Wave Life Sciences’ stock took another plunge after the company reported early results from its Huntington’s disease study.
Cambridge, MA-based Wave Life Sciences (NASDAQ: [[ticker:WVE]]) earlier this week released topline data from its ongoing Phase 1b/2a PRECISION-HD2 trial evaluating WVE-120102.
The experimental therapy is being developed for the potential treatment of Huntington’s disease (HD), a neurological disorder in which the brain’s nerve cells gradually deteriorate, causing a breakdown in a patient’s ability to think and move. The disease is ultimately fatal.
The Wave drug, WVE-120102, was designed to lower mutant huntingtin protein by targeting single nucleotide polymorphism (SNP) rs362331 (SNP2). While the preliminary analysis showed a “statistically significant” reduction in the mutant form of the protein compared to placebo, the company says there was no reduction in total huntingtin protein levels.
Additionally, the analysis reviewed the presence of neurofilament light chain (NfL) in the cerebrospinal fluid, levels of which are often elevated when neurons are damaged. According to the company, the NfL levels were the same in both the WVE-120102 and placebo-treated groups.
Following the announcement, the company’s stock fell nearly 37 percent from $15.8 on December 27 to $9.34 Monday morning. At close on New Year’s Eve the stock was priced at $8.02. It is currently trading at $7.60.
The stock plunge is the second for the company in the last month. In mid-December, Wave announced its decision to discontinue development of its investigational Duchenne muscular dystrophy drug, suvodirsen, after data showed the treatment wasn’t working.
In an investor note, SVB Leerink analysts noted the “lower than expected” mutant huntingtin knockdown falls short of RG6042—a comparable treatment in development by Ionis Pharmaceuticals (NASDAQ: [[ticker:IONS]]) and Roche. Due to the disappointing results, the analysts reduced their probability of success for the Wave Huntington’s program from 50 percent to 30percent.

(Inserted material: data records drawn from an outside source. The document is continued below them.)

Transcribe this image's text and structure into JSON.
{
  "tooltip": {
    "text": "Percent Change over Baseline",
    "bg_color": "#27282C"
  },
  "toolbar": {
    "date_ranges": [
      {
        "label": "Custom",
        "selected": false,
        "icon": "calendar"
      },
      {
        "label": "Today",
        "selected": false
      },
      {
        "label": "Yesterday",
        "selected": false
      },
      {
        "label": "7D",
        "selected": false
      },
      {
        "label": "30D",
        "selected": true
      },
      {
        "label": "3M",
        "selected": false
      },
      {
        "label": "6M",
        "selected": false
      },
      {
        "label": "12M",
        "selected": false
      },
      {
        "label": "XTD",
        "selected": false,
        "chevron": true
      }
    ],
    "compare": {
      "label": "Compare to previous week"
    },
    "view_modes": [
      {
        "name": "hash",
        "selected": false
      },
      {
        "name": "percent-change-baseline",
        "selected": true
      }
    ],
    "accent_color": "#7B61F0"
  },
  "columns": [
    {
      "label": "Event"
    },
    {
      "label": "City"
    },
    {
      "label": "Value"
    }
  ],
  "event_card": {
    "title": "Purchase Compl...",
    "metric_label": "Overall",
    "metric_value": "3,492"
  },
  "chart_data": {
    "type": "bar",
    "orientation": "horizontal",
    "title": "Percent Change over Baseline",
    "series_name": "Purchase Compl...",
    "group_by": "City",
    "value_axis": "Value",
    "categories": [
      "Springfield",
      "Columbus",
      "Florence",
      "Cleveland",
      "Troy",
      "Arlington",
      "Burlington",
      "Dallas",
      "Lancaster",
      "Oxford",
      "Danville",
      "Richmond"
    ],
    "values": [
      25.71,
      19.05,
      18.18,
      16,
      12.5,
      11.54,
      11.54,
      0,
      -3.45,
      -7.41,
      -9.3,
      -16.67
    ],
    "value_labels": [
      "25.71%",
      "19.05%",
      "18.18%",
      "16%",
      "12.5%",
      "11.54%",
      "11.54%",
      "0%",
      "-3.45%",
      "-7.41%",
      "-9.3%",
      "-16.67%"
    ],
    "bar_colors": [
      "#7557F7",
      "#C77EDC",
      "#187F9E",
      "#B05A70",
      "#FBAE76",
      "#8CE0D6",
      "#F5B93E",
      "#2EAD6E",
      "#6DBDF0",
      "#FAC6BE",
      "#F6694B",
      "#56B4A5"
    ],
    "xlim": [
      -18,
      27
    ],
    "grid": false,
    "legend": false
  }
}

Still, WVE-120102 was generally well tolerated so the company says it will add a higher dose cohort this month and expects to release additional data in the second half of 2020.
Approximately 30,000 people in the US have symptomatic HD and more than 200,000 are at risk of inheriting the disease based on their genetics.
There is no known cure and no disease-modifying therapies are currently approved, though several companies are developing potential drugs. Triplet Therapeutics out of Cambridge, MA, joined Ionis and Roche in pursuit of a Huntington’s treatment. The startup—which in December closed a $49 million Series A round—is taking a different approach to HD drug research, by targeting DNA damage responses.
Voyager Therapeutics (NASDAQ: VYGR) and uniQure (NASDAQ: QURE) also are developing gene therapies to treat the disease.